TIL Desk/World/London/A 10-year-old Indian-origin boy in the UK has become the youngest applicant in a decade to achieve the highest score in the Mensa IQ test, beating geniuses like Albert Einstein and Stephen Hawking.
Mehul Garg, also known by his nickname Mahi, decided to take the test to follow in the footsteps of his older brother, 13-year-old Dhruv Garg, who had also scored the highest score of 162 last year.
“Mahi is fiercely competitive. His older brother had achieved the same score last year so he really wanted to prove that he is no less intelligent than his brother,” said his mother Divya Garg.The pupil of Reading Boys Grammar School in Reading, southern England, scored the maximum score of 162 to become a member of Mensa, the High IQ Society.

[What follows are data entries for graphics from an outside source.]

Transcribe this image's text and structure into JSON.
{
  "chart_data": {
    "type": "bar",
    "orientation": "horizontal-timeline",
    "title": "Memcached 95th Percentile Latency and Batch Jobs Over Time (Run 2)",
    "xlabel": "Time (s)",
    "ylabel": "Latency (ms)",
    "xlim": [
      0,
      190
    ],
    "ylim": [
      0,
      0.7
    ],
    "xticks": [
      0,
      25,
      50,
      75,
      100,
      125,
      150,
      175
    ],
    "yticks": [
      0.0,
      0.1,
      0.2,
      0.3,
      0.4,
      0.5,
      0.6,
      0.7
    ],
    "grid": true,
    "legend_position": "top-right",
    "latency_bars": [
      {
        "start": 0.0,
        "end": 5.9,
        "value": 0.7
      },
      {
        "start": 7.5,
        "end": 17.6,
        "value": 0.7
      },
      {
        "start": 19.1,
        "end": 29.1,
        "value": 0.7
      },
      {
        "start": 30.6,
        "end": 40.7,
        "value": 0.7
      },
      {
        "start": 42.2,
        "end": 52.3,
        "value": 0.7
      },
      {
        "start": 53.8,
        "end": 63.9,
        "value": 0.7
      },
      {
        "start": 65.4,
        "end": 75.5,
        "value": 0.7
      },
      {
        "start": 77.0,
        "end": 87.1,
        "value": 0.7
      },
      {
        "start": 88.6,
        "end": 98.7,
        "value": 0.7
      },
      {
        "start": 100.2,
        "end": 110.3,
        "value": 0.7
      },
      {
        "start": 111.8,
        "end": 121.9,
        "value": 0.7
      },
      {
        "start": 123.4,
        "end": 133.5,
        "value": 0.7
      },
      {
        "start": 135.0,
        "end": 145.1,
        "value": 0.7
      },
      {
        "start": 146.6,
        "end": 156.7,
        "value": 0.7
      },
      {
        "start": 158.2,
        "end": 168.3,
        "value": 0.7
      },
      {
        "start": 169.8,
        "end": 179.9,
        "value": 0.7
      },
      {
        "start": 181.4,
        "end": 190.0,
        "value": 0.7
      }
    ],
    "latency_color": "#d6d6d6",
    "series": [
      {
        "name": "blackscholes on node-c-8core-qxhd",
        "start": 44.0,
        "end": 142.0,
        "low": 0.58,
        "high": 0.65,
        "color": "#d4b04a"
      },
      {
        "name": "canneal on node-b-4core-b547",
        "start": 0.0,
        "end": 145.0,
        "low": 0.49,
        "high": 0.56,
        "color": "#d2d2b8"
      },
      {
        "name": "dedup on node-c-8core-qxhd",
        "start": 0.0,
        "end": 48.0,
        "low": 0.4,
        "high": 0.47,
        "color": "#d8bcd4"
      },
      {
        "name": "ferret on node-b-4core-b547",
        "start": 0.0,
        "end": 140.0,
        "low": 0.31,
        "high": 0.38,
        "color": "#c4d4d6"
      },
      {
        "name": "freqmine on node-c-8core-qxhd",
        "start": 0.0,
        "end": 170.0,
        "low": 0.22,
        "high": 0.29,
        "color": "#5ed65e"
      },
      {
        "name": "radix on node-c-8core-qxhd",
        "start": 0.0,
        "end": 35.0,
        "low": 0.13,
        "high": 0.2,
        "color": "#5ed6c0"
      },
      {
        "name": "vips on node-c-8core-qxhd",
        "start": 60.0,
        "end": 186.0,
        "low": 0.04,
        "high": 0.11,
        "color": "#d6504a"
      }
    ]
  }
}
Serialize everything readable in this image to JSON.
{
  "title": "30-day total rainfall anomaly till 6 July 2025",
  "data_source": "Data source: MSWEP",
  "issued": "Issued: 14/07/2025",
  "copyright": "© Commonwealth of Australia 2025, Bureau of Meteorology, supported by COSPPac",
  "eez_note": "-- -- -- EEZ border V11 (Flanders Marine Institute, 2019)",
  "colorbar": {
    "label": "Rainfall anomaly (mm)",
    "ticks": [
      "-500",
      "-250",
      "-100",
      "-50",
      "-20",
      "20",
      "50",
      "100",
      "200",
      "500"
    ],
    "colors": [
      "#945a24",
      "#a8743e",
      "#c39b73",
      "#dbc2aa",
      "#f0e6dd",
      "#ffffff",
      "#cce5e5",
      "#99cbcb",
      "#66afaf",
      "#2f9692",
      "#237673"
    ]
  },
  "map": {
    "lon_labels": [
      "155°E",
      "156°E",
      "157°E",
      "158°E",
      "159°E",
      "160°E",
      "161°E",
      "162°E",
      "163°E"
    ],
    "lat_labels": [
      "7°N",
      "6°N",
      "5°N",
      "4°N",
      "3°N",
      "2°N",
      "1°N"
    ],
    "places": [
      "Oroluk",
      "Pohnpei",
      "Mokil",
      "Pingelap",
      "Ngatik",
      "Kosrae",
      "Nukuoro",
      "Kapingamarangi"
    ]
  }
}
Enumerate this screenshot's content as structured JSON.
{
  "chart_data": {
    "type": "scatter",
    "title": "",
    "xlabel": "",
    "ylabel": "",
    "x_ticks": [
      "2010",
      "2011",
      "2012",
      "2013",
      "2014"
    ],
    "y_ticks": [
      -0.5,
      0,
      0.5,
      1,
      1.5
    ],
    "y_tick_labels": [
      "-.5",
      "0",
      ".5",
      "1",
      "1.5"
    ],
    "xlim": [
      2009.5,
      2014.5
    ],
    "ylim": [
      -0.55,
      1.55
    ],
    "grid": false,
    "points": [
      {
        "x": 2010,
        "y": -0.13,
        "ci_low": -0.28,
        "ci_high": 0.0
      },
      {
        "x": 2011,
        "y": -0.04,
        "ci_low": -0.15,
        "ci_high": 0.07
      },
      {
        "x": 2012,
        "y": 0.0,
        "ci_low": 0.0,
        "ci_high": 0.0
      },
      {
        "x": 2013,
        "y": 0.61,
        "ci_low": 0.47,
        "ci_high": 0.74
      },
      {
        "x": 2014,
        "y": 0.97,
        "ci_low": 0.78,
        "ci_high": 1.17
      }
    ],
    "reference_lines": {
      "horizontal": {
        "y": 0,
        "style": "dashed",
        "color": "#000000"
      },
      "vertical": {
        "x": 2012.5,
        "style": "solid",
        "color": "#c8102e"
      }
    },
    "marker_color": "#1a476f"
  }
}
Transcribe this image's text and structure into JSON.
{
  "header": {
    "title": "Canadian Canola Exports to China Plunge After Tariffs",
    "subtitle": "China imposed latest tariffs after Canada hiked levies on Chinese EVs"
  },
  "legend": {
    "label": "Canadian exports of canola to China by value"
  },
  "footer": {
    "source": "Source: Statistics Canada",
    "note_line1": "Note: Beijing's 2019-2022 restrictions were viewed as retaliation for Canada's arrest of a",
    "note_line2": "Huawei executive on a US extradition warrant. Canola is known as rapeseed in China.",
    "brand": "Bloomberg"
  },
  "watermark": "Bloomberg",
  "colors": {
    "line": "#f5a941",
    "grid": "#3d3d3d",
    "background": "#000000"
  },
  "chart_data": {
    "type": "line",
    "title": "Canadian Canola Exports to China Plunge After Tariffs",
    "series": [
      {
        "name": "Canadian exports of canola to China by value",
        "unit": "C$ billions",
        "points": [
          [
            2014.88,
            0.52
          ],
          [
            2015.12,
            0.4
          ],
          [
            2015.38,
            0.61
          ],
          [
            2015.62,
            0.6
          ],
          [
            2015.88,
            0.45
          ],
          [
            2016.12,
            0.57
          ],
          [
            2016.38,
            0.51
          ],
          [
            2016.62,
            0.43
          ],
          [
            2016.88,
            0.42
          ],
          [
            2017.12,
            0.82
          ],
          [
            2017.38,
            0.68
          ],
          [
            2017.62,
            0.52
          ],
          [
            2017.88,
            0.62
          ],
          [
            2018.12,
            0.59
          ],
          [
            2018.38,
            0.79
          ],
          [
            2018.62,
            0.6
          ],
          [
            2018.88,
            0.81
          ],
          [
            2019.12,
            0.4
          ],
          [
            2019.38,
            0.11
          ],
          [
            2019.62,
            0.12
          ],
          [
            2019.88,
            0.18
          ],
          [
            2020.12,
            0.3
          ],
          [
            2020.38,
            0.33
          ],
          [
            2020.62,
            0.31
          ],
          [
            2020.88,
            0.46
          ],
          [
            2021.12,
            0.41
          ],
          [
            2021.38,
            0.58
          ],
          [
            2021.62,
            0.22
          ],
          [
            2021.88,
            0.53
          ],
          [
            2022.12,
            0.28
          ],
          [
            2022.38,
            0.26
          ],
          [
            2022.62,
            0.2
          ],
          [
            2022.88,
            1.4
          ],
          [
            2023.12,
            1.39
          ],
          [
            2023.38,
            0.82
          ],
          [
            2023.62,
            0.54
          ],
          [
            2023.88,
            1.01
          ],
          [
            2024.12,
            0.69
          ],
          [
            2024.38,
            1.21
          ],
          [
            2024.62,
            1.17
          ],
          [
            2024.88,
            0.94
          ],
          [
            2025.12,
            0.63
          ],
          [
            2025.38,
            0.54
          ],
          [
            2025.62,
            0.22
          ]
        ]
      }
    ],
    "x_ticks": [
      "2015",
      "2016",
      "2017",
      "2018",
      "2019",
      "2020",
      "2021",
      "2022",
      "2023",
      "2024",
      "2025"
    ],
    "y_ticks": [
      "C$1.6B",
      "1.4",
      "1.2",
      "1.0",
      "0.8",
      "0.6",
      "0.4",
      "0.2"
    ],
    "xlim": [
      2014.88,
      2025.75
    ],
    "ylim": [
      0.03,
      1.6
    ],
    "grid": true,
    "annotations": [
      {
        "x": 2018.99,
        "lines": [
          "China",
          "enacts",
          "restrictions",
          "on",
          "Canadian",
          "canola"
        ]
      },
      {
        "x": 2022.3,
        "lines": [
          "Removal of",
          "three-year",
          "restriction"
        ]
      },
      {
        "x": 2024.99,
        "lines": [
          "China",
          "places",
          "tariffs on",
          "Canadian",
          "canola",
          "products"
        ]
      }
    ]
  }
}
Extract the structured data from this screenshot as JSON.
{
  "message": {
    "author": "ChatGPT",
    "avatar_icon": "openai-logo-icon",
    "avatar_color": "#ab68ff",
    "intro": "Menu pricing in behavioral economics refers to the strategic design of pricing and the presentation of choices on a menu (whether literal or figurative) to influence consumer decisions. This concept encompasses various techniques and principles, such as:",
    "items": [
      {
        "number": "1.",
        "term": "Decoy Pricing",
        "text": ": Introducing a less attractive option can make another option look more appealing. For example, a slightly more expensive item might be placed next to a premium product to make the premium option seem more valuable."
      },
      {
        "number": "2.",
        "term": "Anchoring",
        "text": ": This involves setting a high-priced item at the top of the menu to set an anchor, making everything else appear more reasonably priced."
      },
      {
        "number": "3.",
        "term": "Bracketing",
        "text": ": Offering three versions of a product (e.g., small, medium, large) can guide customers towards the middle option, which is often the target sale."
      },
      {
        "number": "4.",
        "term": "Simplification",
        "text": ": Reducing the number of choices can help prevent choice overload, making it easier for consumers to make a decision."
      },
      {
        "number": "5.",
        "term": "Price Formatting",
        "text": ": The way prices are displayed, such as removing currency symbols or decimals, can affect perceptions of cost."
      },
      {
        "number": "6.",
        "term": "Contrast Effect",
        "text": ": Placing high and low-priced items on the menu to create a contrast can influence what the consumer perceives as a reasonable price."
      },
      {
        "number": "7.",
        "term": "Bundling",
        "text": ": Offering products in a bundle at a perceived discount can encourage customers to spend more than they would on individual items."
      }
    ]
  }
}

His score is two points higher than Einstein and Hawking and places him in the top one per cent of people in the world who achieve this distinction. “Mehul said the paper challenged his language skills, including analogies and definitions, and his sense of logic,” said his mother.
The anxiety of the time-pressured exam did make the 10 year-old extremely nervous but cheered on by his father, Gaurav Garg, he relaxed after he had solved the initial few questions. “I was in tears when I got the results back,” Mehul said after he got the results this week.